Improved stimulus representation by short interspike intervals in primary auditory cortex
Author(s) -
Jonathan Y. Shih,
Craig A. Atencio,
Christoph E. Schreiner
Publication year - 2011
Publication title -
journal of neurophysiology
Language(s) - English
Resource type - Journals
SCImago Journal Rank - 1.302
H-Index - 245
eISSN - 1522-1598
pISSN - 0022-3077
DOI - 10.1152/jn.01055.2010
Subject(s) - receptive field , stimulus (psychology) , neuroscience , auditory cortex , spike train , computer science , psychology , speech recognition , communication , cognitive psychology , software engineering , spike (software development)

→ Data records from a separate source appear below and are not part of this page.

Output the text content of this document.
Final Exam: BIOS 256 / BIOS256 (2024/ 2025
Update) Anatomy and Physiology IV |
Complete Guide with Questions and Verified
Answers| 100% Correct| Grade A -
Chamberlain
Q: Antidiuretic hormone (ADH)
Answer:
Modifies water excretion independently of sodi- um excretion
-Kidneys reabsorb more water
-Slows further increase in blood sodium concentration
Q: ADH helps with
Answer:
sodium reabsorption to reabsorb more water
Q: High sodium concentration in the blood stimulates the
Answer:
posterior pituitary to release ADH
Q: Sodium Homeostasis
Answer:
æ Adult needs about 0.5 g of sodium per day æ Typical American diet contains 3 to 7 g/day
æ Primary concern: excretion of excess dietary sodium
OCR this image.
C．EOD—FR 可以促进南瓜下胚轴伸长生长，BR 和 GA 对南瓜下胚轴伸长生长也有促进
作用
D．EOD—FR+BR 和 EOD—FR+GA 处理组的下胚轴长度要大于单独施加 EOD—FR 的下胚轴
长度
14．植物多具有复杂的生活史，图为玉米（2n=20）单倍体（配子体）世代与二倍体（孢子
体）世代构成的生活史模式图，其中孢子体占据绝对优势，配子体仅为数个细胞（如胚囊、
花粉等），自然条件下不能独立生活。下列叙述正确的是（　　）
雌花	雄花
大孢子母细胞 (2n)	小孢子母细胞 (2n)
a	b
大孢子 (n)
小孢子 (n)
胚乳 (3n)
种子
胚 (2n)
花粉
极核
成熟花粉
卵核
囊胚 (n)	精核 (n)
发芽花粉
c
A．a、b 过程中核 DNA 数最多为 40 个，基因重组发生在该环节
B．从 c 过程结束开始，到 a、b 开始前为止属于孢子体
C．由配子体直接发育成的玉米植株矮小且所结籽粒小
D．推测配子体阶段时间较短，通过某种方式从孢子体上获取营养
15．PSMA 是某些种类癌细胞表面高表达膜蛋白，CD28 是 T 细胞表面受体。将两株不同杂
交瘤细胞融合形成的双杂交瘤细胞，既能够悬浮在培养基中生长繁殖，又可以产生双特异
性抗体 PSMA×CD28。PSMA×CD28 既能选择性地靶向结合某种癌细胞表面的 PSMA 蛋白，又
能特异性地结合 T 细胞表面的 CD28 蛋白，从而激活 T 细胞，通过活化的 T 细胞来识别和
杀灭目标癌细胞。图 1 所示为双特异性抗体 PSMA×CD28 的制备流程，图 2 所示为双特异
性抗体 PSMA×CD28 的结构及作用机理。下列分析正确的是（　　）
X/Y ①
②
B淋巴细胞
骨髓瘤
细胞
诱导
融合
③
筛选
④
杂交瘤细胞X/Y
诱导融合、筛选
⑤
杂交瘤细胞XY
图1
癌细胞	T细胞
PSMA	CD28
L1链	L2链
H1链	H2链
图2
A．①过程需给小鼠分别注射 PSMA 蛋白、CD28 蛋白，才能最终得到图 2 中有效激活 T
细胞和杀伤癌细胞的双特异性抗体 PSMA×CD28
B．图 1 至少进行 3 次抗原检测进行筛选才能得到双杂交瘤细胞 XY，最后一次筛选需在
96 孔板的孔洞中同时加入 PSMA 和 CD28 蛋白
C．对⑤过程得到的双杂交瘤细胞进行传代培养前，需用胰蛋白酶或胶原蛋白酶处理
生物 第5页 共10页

We analyzed the receptive field information conveyed by interspike intervals (ISIs) in the auditory cortex. In the visual system, different ISIs may both code for different visual features and convey differing amounts of stimulus information. To determine their potential role in auditory signal processing, we obtained extracellular recordings in the primary auditory cortex (AI) of the cat while presenting a dynamic moving ripple stimulus and then used the responses to construct spectrotemporal receptive fields (STRFs). For each neuron, we constructed three STRFs, one for short-ISI events (ISI < 15 ms); one for isolated, long-ISI events (ISI > 15 ms); and one including all events. To characterize stimulus encoding, we calculated the feature selectivity and event information for each of the STRFs. Short-ISI spikes were more feature selective and conveyed information more efficiently. The different ISI regimens of AI neurons did not represent different stimulus features, but short-ISI spike events did contribute over-proportionately to the full spike train STRF information. Thus short-ISIs constitute a robust representation of auditory features, and they are particularly effective at driving postsynaptic activity. This suggests that short-ISI events are especially suited to provide noise immunity and high-fidelity information transmission in AI.